Are you spending sleepless nights wondering where to get money because you have a low credit score or rating? Have you been rejected by mainstream banks and feel like you’ve reached the end of the road? If you find yourself in this predicament, it’s about time you tried applying for a bad credit loan. Also known as adverse credit loans, bad credit loans are specifically designed for people who are over 18 years of age, in employment and have a very poor credit history.
This kind of loan facility is instrumental for those whose poor credit history is the bane of all their rejections whenever they seek for a loan. The advantage of this kind of loan is that it gives people with a poor rating an opportunity to get the much needed cash irrespective of the fact that they have a very low credit score. The second advantage is that it serves to repair their tattered image if only they make repayments on time.
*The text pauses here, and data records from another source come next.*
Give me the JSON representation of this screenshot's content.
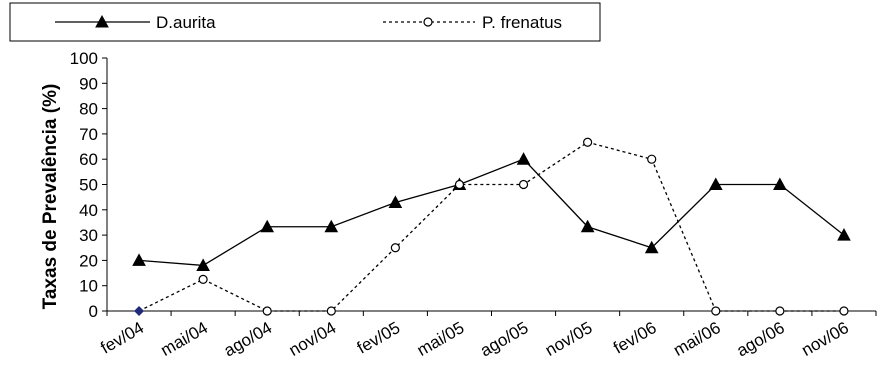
{
  "chart_data": {
    "type": "line",
    "categories": [
      "fev/04",
      "mai/04",
      "ago/04",
      "nov/04",
      "fev/05",
      "mai/05",
      "ago/05",
      "nov/05",
      "fev/06",
      "mai/06",
      "ago/06",
      "nov/06"
    ],
    "series": [
      {
        "name": "D.aurita",
        "values": [
          20,
          18,
          33.3,
          33.3,
          42.9,
          50,
          60,
          33.3,
          25,
          50,
          50,
          30
        ],
        "line_style": "solid",
        "marker": "filled-triangle",
        "color": "#000000"
      },
      {
        "name": "P. frenatus",
        "values": [
          0,
          12.5,
          0,
          0,
          25,
          50,
          50,
          66.7,
          60,
          0,
          0,
          0
        ],
        "line_style": "dotted",
        "marker": "open-circle",
        "color": "#000000",
        "first_marker_color": "#1f2a7a"
      }
    ],
    "ylabel": "Taxas de Prevalência (%)",
    "xlabel": "",
    "ylim": [
      0,
      100
    ],
    "yticks": [
      "0",
      "10",
      "20",
      "30",
      "40",
      "50",
      "60",
      "70",
      "80",
      "90",
      "100"
    ],
    "grid": false,
    "legend_position": "top"
  }
}
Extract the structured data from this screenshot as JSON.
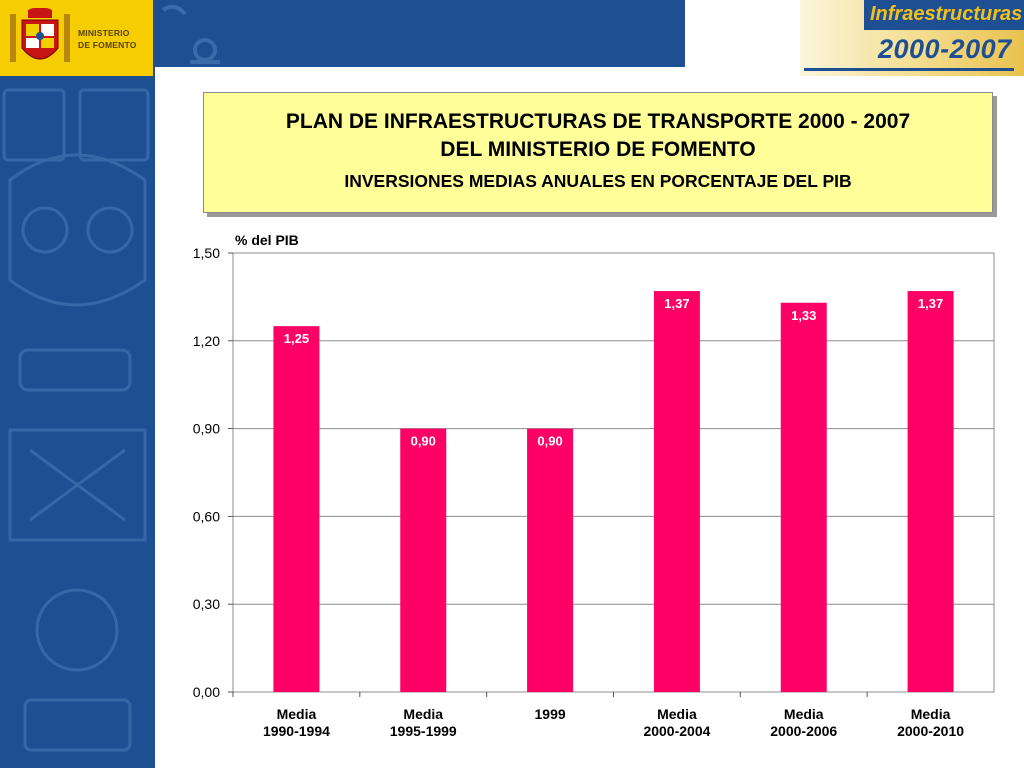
{
  "logo": {
    "line1": "MINISTERIO",
    "line2": "DE FOMENTO"
  },
  "brand": {
    "line1": "Infraestructuras",
    "line2": "2000-2007"
  },
  "title": {
    "line1": "PLAN DE INFRAESTRUCTURAS DE TRANSPORTE 2000 - 2007",
    "line2": "DEL MINISTERIO DE FOMENTO",
    "line3": "INVERSIONES MEDIAS ANUALES EN PORCENTAJE DEL PIB"
  },
  "colors": {
    "bar": "#ff0066",
    "sidebar": "#1d4f92",
    "logo_bg": "#f5cd00",
    "title_bg": "#ffff99",
    "plot_bg": "#ffffff",
    "grid": "#8c8c8c"
  },
  "chart_data": {
    "type": "bar",
    "ylabel": "% del PIB",
    "ylim": [
      0,
      1.5
    ],
    "yticks": [
      "0,00",
      "0,30",
      "0,60",
      "0,90",
      "1,20",
      "1,50"
    ],
    "grid": true,
    "categories": [
      [
        "Media",
        "1990-1994"
      ],
      [
        "Media",
        "1995-1999"
      ],
      [
        "1999"
      ],
      [
        "Media",
        "2000-2004"
      ],
      [
        "Media",
        "2000-2006"
      ],
      [
        "Media",
        "2000-2010"
      ]
    ],
    "values": [
      1.25,
      0.9,
      0.9,
      1.37,
      1.33,
      1.37
    ],
    "data_labels": [
      "1,25",
      "0,90",
      "0,90",
      "1,37",
      "1,33",
      "1,37"
    ]
  }
}
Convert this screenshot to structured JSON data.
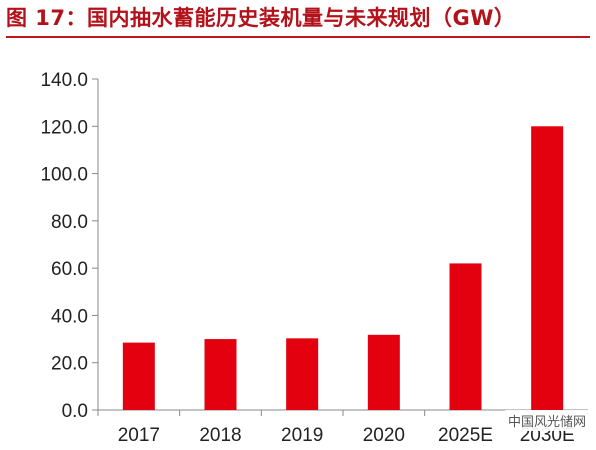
{
  "title": "图 17：国内抽水蓄能历史装机量与未来规划（GW）",
  "watermark": "中国风光储网",
  "chart_data": {
    "type": "bar",
    "title": "国内抽水蓄能历史装机量与未来规划（GW）",
    "categories": [
      "2017",
      "2018",
      "2019",
      "2020",
      "2025E",
      "2030E"
    ],
    "values": [
      28.5,
      30.0,
      30.3,
      31.8,
      62.0,
      120.0
    ],
    "xlabel": "",
    "ylabel": "",
    "ylim": [
      0,
      140
    ],
    "yticks": [
      "0.0",
      "20.0",
      "40.0",
      "60.0",
      "80.0",
      "100.0",
      "120.0",
      "140.0"
    ],
    "grid": false,
    "legend": "none",
    "bar_color": "#e3000f"
  }
}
On the flipside, like logbook loans, bad credit loans attract a very high APR as those seeking for them are deemed to pose a high risk to the lender. People who are unable to secure loans from mainstream financial institutions or building societies can always approach licensed lenders (also referred to as subprime lenders) for a bad credit loan.
Types of bad credit loans
Basically, there are two types of bad credit loans:
- Secured loans
- Unsecured loans
Unsecured loans tend to be for smaller amounts not exceeding £35,000 but always attract high interest rates. The advantage of this kind of loan is that your property will not be at risk should you default on making payments. Subsequently, secure loans attract relatively low interest rates but the greatest disadvantage is that in the event you default on payments and unable to make payments, your property will be at risk.
Irrespective of which type of bad credit loans you go for, it’s important to ensure that you make your repayments as early as possible to reduce the interest you will pay in the long run and also improve your credit rating in the future.